SEMINOLE HEIGHTS — A man working on wooden boards atop the Praise Cathedral tugged at a tool stuck in the roof and fell through. He landed on his back 20 feet beneath a gaping hole just as many feet wide.
City code enforcement inspectors condemned the building on July 30.
For the Old Seminole Heights Neighborhood Association, it shows that the building could be put to a better community use. But owner Patricia Hall doesn't plan on moving from the property she bought for $10 in 1985.
Hall said a storm damaged the roof a few years ago and her church is seeking funding for repairs at 5103 N Florida Ave.
Repairs cost more than $500,000, the city's condemnation report estimates.
"That's our life there," said Hall, also pastor of the independent church. "You don't just do things overnight."
A demolition order, commonly issued after a condemnation, should go to Hall next week. She would have 30 days to respond, according to a city clerk.
Inspectors report the building is dilapidated and unstable. Mold, trash and debris cover the vinyl floors. A city fire inspection report says it is unsafe and dangerous after the collapse.
The structure itself isn't in the National Register of Historic Places, but it sits in a historic area of Seminole Heights. The city would require a hearing before a demolition, said Ann McDonald, a member on the Old Seminole Heights Neighborhood Association's historic preservation committee.

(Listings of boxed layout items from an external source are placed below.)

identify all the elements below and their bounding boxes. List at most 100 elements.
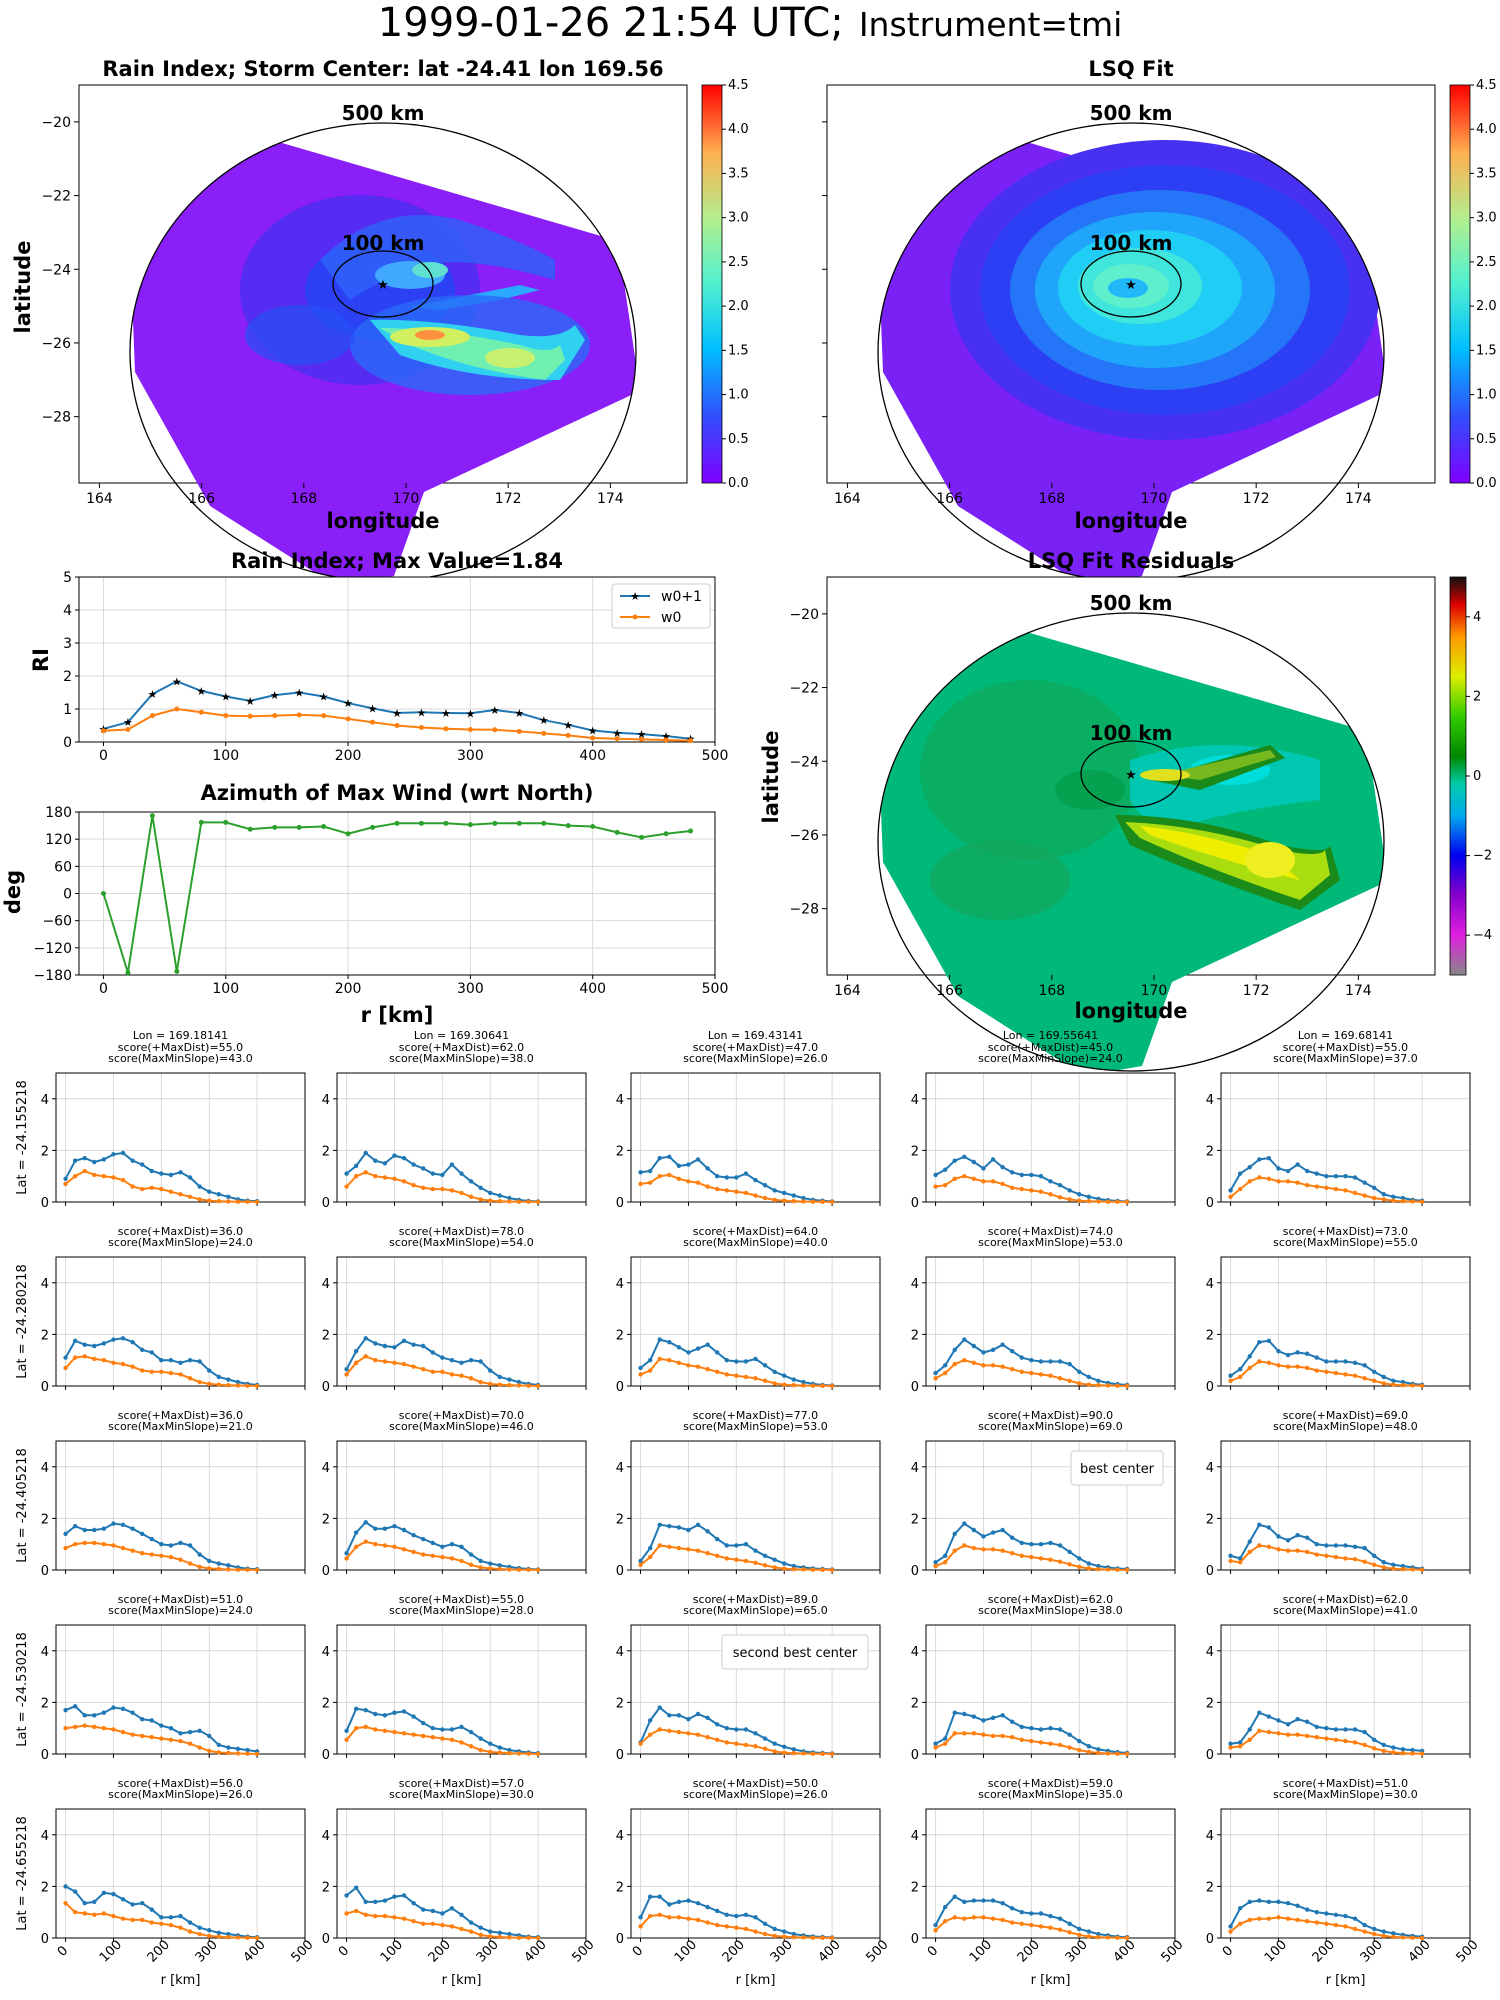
data-point — [459, 1190, 464, 1196]
data-point — [753, 1193, 758, 1198]
data-point — [714, 1553, 720, 1559]
data-point — [1285, 1548, 1291, 1553]
data-point — [590, 823, 596, 829]
cell-score-maxdist: score(+MaxDist)=51.0 — [1283, 1777, 1408, 1790]
data-point — [762, 1183, 768, 1188]
data-point — [449, 1358, 455, 1363]
data-point — [1067, 1732, 1072, 1737]
cell-lon-label: Lon = 169.55641 — [1003, 1029, 1098, 1042]
plot-frame — [925, 1440, 1176, 1571]
data-point — [394, 820, 400, 826]
score-cell: score(+MaxDist)=70.0score(MaxMinSlope)=4… — [322, 1409, 587, 1579]
data-point — [216, 1382, 222, 1387]
plot-frame — [925, 1072, 1176, 1203]
plot-frame — [630, 1808, 881, 1939]
data-point — [187, 1358, 193, 1363]
data-point — [82, 1168, 87, 1174]
data-point — [801, 1935, 806, 1940]
y-tick-label: 0 — [616, 1380, 624, 1395]
data-point — [497, 1563, 503, 1568]
cell-score-maxminslope: score(MaxMinSlope)=53.0 — [683, 1420, 828, 1433]
score-cell: score(+MaxDist)=62.0score(MaxMinSlope)=4… — [1206, 1593, 1471, 1763]
data-point — [676, 1545, 682, 1551]
data-point — [942, 1553, 948, 1559]
data-point — [1029, 1554, 1034, 1560]
data-point — [223, 713, 229, 719]
data-point — [363, 1170, 368, 1175]
data-point — [1257, 1339, 1262, 1345]
data-point — [392, 1544, 397, 1549]
data-point — [159, 1542, 164, 1547]
x-tick-label: 200 — [720, 1937, 748, 1965]
data-point — [942, 1363, 948, 1368]
cell-score-maxminslope: score(MaxMinSlope)=24.0 — [978, 1052, 1123, 1065]
data-point — [1391, 1931, 1396, 1936]
data-point — [363, 1707, 368, 1713]
data-point — [363, 1354, 368, 1359]
data-point — [411, 1532, 416, 1538]
data-point — [149, 713, 155, 719]
data-point — [1324, 1174, 1329, 1179]
data-point — [1304, 1351, 1310, 1356]
data-point — [130, 1902, 135, 1907]
cell-lat-label: Lat = -24.280218 — [15, 1264, 30, 1378]
data-point — [149, 1536, 154, 1542]
data-point — [72, 1355, 78, 1360]
plot-frame — [925, 1256, 1176, 1387]
colorbar-tick-label: 0.0 — [1476, 476, 1497, 491]
data-point — [1048, 1179, 1053, 1184]
x-tick-label: 500 — [569, 1937, 597, 1965]
data-point — [1391, 1562, 1396, 1568]
y-tick-label: 4 — [911, 1645, 919, 1660]
y-tick-label: 2 — [322, 1512, 330, 1527]
data-point — [63, 1884, 68, 1889]
data-point — [468, 1194, 474, 1200]
residual-map-ticks: 164 166 168 170 172 174 −20 −22 −24 −26 −28 — [789, 607, 1371, 999]
data-point — [1038, 1911, 1044, 1916]
data-point — [497, 1934, 503, 1940]
data-point — [1237, 1921, 1243, 1927]
data-point — [392, 1523, 397, 1529]
data-point — [695, 1900, 701, 1906]
data-point — [1314, 1171, 1319, 1176]
plot-area — [1221, 1257, 1470, 1386]
data-point — [1352, 1740, 1358, 1745]
data-point — [1048, 1359, 1053, 1364]
data-point — [724, 1188, 729, 1193]
data-point — [411, 1162, 416, 1167]
data-point — [1029, 1188, 1034, 1193]
plot-frame — [630, 1256, 881, 1387]
data-point — [1352, 1556, 1358, 1562]
data-point — [743, 1558, 749, 1564]
data-point — [971, 1343, 977, 1349]
data-point — [1343, 1359, 1348, 1364]
data-point — [459, 1360, 464, 1365]
data-point — [734, 1925, 739, 1930]
data-point — [216, 1199, 222, 1204]
data-point — [705, 1342, 710, 1347]
data-point — [695, 1364, 701, 1369]
data-point — [1333, 1912, 1339, 1917]
plot-area — [1221, 1073, 1470, 1202]
data-point — [1105, 1567, 1111, 1572]
legend-w0p1: w0+1 — [661, 589, 702, 605]
data-point — [1410, 1751, 1415, 1756]
cell-score-maxdist: score(+MaxDist)=90.0 — [988, 1409, 1113, 1422]
data-point — [149, 1907, 154, 1912]
data-point — [1048, 1913, 1053, 1919]
data-point — [820, 1751, 825, 1756]
residual-colorbar — [1449, 576, 1467, 976]
y-tick-label: 4 — [41, 1829, 49, 1844]
data-point — [467, 726, 473, 732]
cell-score-maxdist: score(+MaxDist)=56.0 — [118, 1777, 243, 1790]
plot-area — [337, 1809, 586, 1938]
data-point — [971, 1545, 977, 1551]
data-point — [516, 1935, 522, 1940]
data-point — [187, 1561, 193, 1566]
data-point: ★ — [196, 685, 206, 698]
data-point — [714, 1350, 720, 1355]
data-point — [207, 1733, 212, 1739]
rain-index-colorbar — [701, 84, 723, 484]
data-point — [734, 1373, 739, 1378]
data-point — [420, 1343, 426, 1349]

During the building's heyday as the Seminole Theatre, a dress shop and a Piggly Wiggly grocery sandwiched it. Movies played most nights, and sometimes there were dancers and acrobats.

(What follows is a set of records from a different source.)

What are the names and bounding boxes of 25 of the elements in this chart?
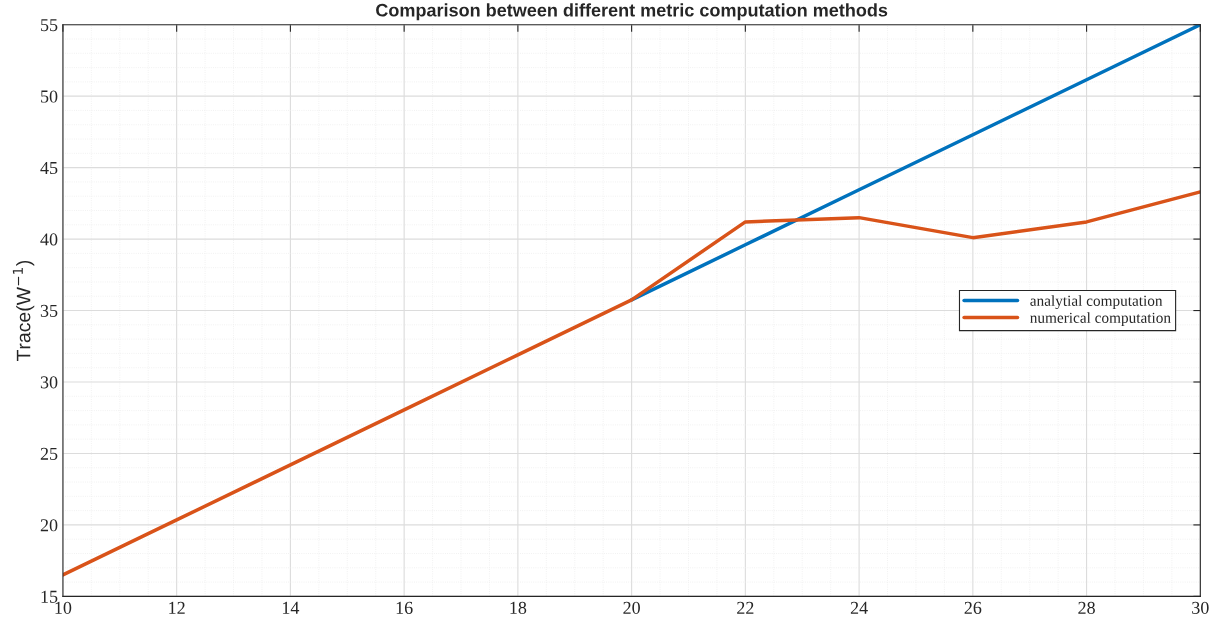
x-tick-label: 16 [396,601,413,614]
x-tick-label: 28 [1078,601,1095,614]
x-tick-label: 20 [623,601,640,614]
x-tick-label: 12 [169,601,185,614]
chart-title: Comparison between different metric computation methods [376,3,888,21]
x-tick-label: 18 [510,601,527,614]
legend-label: analytial computation [1030,295,1163,310]
x-tick-label: 10 [55,601,72,614]
y-tick-label: 35 [40,304,58,317]
x-tick-label: 26 [964,601,982,614]
y-tick-label: 50 [41,90,58,103]
y-axis-title: Trace(W$^{−1}$) [12,260,35,362]
y-tick-label: 30 [40,376,58,389]
legend-label: numerical computation [1030,312,1171,327]
x-tick-label: 22 [737,601,754,614]
y-tick-label: 20 [40,519,58,532]
y-tick-label: 55 [41,19,58,32]
x-tick-label: 14 [282,601,300,614]
y-tick-label: 25 [40,447,58,460]
x-tick-label: 30 [1192,601,1209,614]
y-tick-label: 15 [41,590,58,603]
y-tick-label: 45 [40,162,58,175]
x-tick-label: 24 [850,601,868,614]
line-series [62,190,1201,577]
y-tick-label: 40 [40,233,58,246]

"You know, it was the center of the neighborhood, really," McDonald said.
Margaret McAlister was born in a Seminole Heights bungalow in 1923, the year the theater was built. The 85-year-old, when she was a girl, walked there every Friday night. Her father made flower arrangements weekly for the box office in exchange for five movie tickets.
She hopes Hall can fix the building to serve the neighborhood again. If not, she'd like to see it as a community center or place for children.
The old theater should be an attraction to a part of town without many destinations for locals, and it's a shame the church sat on it for years without proper upkeep, said Old Seminole Heights Neighborhood Association president Jeff Harmon.
The association would like to buy the property, but isn't sure the group can afford it.
Property records list the building with a $663,246 value.
"It's a wait-and-see," he said.
For now, there's still an empty lot to the building's side and an unmarked building across from it. And Hall said the church isn't interested in selling. She rejected several offers over the years.
"We want to restore it totally," Hall said. "God gave us that building. We're here and we're trying to protect ourselves."